Search code examples
c#gzipstream

Can I get a GZipStream for a file without writing to intermediate temporary storage?


Can I get a GZipStream for a file on disk without writing the entire compressed content to temporary storage? I'm currently using a temporary file on disk in order to avoid possible memory exhaustion using MemoryStream on very large files (this is working fine).

    public void UploadFile(string filename)
    {
        using (var temporaryFileStream = File.Open("tempfile.tmp", FileMode.CreateNew, FileAccess.ReadWrite))
        {   
            using (var fileStream = File.OpenRead(filename))
            using (var compressedStream = new GZipStream(temporaryFileStream, CompressionMode.Compress, true))
            {
                fileStream.CopyTo(compressedStream);
            }

            temporaryFileStream.Position = 0;

            Uploader.Upload(temporaryFileStream);
        }
    }

What I'd like to do is eliminate the temporary storage by creating GZipStream, and have it read from the original file only as the Uploader class requests bytes from it. Is such a thing possible? How might such an implementation be structured?

Note that Upload is a static method with signature static void Upload(Stream stream).

Edit: The full code is here if it's useful. I hope I've included all the relevant context in my sample above however.


Solution

  • Yes, this is possible, but not easily with any of the standard .NET stream classes. When I needed to do something like this, I created a new type of stream.

    It's basically a circular buffer that allows one producer (writer) and one consumer (reader). It's pretty easy to use. Let me whip up an example. In the meantime, you can adapt the example in the article.

    Later: Here's an example that should come close to what you're asking for.
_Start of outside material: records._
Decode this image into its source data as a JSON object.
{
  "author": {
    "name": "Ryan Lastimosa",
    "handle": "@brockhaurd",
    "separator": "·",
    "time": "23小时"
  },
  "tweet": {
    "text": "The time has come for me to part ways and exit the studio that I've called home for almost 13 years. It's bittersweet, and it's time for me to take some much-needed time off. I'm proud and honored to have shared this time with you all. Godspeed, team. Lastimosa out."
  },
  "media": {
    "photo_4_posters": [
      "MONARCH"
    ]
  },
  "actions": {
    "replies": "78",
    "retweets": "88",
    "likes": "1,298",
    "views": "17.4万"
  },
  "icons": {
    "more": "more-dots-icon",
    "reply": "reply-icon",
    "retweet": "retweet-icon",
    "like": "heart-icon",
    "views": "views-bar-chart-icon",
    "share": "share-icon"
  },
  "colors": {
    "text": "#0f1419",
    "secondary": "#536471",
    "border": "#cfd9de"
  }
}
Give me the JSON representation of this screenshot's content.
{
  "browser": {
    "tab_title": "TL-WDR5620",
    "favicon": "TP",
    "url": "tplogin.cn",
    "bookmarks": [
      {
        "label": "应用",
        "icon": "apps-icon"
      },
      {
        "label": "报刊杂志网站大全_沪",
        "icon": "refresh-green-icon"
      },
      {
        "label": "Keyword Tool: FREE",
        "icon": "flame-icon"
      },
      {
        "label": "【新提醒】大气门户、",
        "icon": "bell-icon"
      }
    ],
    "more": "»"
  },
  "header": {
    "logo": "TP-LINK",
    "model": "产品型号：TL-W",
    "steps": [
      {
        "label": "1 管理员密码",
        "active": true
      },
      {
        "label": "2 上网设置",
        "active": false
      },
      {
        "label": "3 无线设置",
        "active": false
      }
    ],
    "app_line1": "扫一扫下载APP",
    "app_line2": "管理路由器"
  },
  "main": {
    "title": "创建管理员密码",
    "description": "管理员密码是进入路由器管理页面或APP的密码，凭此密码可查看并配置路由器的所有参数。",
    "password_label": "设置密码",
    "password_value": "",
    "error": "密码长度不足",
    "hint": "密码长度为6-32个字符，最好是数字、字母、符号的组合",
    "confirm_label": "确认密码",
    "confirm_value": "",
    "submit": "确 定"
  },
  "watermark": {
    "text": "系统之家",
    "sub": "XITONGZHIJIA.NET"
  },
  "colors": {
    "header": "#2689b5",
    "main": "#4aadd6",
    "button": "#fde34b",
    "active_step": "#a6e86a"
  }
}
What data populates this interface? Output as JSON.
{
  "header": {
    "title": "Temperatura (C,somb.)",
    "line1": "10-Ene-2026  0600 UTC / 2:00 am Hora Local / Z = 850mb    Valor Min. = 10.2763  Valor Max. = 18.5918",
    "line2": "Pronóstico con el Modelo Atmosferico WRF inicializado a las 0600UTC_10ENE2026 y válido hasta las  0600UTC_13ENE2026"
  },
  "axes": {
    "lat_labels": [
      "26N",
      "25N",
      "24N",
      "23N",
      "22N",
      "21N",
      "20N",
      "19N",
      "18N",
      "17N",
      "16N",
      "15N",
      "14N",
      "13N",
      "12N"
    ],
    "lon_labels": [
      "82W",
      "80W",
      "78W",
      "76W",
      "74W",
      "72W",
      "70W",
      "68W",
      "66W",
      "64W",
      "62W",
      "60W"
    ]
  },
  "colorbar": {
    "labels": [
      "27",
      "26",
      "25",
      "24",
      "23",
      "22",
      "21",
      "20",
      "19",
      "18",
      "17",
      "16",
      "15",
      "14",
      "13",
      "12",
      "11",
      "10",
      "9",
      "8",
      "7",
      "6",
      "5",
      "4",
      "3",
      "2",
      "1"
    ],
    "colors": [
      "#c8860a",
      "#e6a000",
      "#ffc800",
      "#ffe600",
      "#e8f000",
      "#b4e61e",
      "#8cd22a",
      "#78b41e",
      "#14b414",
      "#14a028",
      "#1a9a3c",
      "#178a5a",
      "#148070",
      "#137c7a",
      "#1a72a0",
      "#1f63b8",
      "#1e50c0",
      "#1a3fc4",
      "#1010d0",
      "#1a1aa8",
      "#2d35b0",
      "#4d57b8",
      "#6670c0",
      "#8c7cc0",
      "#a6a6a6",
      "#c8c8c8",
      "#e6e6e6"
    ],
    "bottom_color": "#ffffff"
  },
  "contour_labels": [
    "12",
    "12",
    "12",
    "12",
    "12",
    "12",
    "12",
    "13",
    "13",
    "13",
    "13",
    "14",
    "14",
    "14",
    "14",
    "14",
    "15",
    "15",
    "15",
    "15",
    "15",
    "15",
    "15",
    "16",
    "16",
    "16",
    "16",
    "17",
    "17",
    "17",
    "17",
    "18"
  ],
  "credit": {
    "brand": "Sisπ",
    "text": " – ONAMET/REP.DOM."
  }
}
    using (var pcStream = new ProducerConsumerStream(BufferSize))
    {
        // start upload in a thread
        var uploadThread = new Thread(UploadThreadProc(pcStream));
        uploadThread.Start();
    
        // Open the input file and attach the gzip stream to the pcStream
        using (var inputFile = File.OpenRead("inputFilename"))
        {
            // create gzip stream
            using (var gz = new GZipStream(pcStream, CompressionMode.Compress, true))
            {
                var bytesRead = 0;
                var buff = new byte[65536]; // 64K buffer
                while ((bytesRead = inputFile.Read(buff, 0, buff.Length)) != 0)
                {
                    gz.Write(buff, 0, bytesRead);
                }
            }
        }
        // The entire file has been compressed and copied to the buffer.
        // Mark the stream as "input complete".
        pcStream.CompleteAdding();
    
        // wait for the upload thread to complete.
        uploadThread.Join();
    
        // It's very important that you don't close the pcStream before
        // the uploader is done!
    }
    

    The upload thread should be pretty simple:

    void UploadThreadProc(object state)
    {
        var pcStream = (ProducerConsumerStream)state;
        Uploader.Upload(pcStream);
    }
    

    You could, of course, put the producer on a background thread and have the upload be done on the main thread. Or have them both on background threads. I'm not familiar with the semantics of your uploader, so I'll leave that decision to you.